The Virtual Consultation Series on COVID-19: Youth Unemployment and Economic Recovery was hosted on 13 May by the AU’s Youth Envoy Ms. Aya Chebbi. Ms. Okonjo-Iweala is one of the African Union (AU) Special Envoys appointed to mobilize international support for Africa’s efforts to address the COVID-19 economic fallout.

According to the World Bank, youth account for 60% of Africa's jobless, and according to the AU Envoy, African countries need to engage the youth in all sectors of the economy to enhance efficiency in doing business. Agriculture, she emphasized, remains one of the sectors on the continent with a comparative advantage, “and we need young people to think about how the continent is going to feed itself.”

Ms. Okonjo-Iweala challenged the youth to come up with innovative technologies for better food storage in the face of major post-harvest losses. In sub-Saharan Africa, the UN’s Food and Agriculture Organization (FAO) statistics point to 40 per cent of post-harvest losses and food waste due to problems ranging from spillage to lack of proper post-harvest storage.

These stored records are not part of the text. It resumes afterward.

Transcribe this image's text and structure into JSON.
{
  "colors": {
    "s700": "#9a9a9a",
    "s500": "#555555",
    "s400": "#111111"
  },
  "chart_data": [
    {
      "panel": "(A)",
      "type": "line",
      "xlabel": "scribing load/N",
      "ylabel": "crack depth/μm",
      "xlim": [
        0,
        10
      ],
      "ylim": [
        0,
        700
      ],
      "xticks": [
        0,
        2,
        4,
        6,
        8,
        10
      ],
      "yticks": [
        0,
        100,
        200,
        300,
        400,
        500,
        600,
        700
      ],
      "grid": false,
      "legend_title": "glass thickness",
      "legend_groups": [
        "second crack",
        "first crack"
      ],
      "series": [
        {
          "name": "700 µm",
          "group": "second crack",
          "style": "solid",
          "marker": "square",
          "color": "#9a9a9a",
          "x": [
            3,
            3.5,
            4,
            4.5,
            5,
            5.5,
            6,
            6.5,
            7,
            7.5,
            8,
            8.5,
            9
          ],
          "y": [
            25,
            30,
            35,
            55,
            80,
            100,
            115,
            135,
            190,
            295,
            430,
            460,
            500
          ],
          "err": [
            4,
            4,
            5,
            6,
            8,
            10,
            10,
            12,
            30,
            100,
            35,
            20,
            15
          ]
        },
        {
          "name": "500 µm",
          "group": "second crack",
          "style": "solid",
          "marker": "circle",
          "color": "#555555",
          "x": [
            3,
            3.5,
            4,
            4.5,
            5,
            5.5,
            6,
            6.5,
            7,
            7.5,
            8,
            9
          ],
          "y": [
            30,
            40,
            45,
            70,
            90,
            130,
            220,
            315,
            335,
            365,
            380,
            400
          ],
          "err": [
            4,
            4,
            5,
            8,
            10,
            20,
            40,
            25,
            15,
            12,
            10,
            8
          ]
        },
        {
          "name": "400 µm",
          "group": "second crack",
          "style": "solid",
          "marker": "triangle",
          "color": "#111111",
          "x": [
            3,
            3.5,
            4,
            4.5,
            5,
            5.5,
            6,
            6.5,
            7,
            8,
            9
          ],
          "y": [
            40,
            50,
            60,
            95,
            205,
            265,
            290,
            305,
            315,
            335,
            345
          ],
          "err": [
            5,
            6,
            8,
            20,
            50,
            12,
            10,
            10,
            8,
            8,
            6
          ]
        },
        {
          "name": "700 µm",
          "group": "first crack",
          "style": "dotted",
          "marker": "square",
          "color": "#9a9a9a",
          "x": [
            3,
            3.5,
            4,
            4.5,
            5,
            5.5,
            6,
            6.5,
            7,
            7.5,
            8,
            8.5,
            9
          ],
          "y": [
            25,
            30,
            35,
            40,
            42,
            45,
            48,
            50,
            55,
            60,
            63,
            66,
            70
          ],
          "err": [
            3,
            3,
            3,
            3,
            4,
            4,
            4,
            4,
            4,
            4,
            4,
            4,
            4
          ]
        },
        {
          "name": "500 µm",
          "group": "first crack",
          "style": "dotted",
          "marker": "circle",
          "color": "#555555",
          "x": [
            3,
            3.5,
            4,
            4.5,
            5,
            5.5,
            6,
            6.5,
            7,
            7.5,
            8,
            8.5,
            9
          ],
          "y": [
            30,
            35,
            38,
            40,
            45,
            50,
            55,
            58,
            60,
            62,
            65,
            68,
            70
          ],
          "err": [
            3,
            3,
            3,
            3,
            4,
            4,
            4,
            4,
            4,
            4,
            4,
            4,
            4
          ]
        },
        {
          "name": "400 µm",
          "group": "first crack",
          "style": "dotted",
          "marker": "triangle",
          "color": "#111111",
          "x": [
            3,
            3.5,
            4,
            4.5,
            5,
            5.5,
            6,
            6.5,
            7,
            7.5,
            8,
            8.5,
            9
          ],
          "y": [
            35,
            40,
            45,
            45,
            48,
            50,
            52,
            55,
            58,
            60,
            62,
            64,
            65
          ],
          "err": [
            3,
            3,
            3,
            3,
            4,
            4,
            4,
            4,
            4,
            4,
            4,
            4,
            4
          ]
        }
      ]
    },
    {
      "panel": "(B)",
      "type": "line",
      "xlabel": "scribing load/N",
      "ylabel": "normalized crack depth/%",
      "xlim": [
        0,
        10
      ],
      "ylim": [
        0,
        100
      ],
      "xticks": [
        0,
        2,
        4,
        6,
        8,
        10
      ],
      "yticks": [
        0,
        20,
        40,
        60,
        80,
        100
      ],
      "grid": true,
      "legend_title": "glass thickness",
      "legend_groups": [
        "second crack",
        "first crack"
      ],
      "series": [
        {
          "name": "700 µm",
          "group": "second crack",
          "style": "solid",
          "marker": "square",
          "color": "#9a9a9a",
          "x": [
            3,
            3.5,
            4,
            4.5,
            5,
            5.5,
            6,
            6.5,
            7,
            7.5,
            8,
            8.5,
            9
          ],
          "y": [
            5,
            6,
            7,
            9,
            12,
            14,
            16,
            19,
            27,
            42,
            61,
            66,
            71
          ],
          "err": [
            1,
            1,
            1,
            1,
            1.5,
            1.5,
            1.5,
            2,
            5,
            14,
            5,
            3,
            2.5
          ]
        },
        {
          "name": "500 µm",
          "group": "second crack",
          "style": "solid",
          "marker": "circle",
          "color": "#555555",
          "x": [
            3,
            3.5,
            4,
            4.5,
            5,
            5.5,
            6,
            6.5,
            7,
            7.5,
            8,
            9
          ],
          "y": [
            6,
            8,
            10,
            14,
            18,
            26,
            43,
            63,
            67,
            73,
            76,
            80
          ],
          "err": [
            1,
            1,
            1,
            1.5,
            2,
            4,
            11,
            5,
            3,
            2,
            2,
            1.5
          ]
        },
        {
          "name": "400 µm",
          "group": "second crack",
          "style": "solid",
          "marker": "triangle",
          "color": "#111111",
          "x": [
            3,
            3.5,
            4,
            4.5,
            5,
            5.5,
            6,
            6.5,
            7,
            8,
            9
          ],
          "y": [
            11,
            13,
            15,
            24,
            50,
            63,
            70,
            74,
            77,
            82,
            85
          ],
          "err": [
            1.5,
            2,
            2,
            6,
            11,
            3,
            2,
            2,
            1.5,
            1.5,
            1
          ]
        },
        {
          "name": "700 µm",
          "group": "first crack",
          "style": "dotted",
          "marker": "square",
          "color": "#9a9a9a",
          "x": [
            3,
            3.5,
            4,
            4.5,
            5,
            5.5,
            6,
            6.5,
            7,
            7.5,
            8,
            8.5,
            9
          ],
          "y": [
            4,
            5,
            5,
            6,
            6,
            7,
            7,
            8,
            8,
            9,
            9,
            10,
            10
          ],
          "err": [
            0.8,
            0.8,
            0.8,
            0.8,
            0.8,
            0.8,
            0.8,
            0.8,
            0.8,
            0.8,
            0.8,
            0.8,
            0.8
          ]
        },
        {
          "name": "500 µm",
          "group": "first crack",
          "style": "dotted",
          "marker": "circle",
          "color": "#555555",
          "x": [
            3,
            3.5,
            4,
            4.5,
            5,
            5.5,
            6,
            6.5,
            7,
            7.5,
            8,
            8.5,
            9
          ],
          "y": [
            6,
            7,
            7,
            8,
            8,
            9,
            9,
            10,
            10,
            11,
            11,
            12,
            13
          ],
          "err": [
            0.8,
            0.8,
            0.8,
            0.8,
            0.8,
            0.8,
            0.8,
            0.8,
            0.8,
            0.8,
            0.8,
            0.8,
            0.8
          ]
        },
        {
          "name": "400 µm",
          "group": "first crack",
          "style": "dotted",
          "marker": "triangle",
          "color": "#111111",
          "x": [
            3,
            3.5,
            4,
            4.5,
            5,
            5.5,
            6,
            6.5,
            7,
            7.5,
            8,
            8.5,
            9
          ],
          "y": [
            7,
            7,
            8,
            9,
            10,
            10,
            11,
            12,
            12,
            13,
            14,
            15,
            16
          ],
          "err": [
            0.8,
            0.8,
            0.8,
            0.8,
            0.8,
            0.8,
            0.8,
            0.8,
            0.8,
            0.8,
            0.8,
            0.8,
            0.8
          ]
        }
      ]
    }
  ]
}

“Here is where young people need to come up with mind-blowing innovations as to how we can store food better,” she said. But these technological innovations must be accompanied with proper infrastructure, including laying cables for broadband or accessing satellite links.

Call for transparency
Participants in the online discussion expressed the need for governments to be transparent and accountable in how they use both domestic resources and foreign aid provided to fight the pandemic. “We need to be sure that the money given is put to correct use, rather than just incurring debt [and the money] going into people’s pockets,” said Admire Mutimurefu of Zimbabwe.

Ms. Okonjo-Iweala asked the youth to participate in initiatives geared towards tracking Africa’s expenditure, such as working with civil society organizations to demand to know what governments are spending. They could also devise means to track and monitor the funds. “The continent is yours, you are 60% of the population. Be active in demanding transparency from your leaders. Innovate, innovate, innovate. This is the moment,” she asserted.

Likewise, technology experts like Shikoh Gitau are describing the COVID-19 period as Africa’s stunning moment of technological advancement, “especially now with our borders closed.”

“We only have ourselves to rely on, and therefore, we as the youth have to come up with solutions to our problems,” says Ms. Gitau, who is a member of Kenya’s COVID-19 Advisory Committee.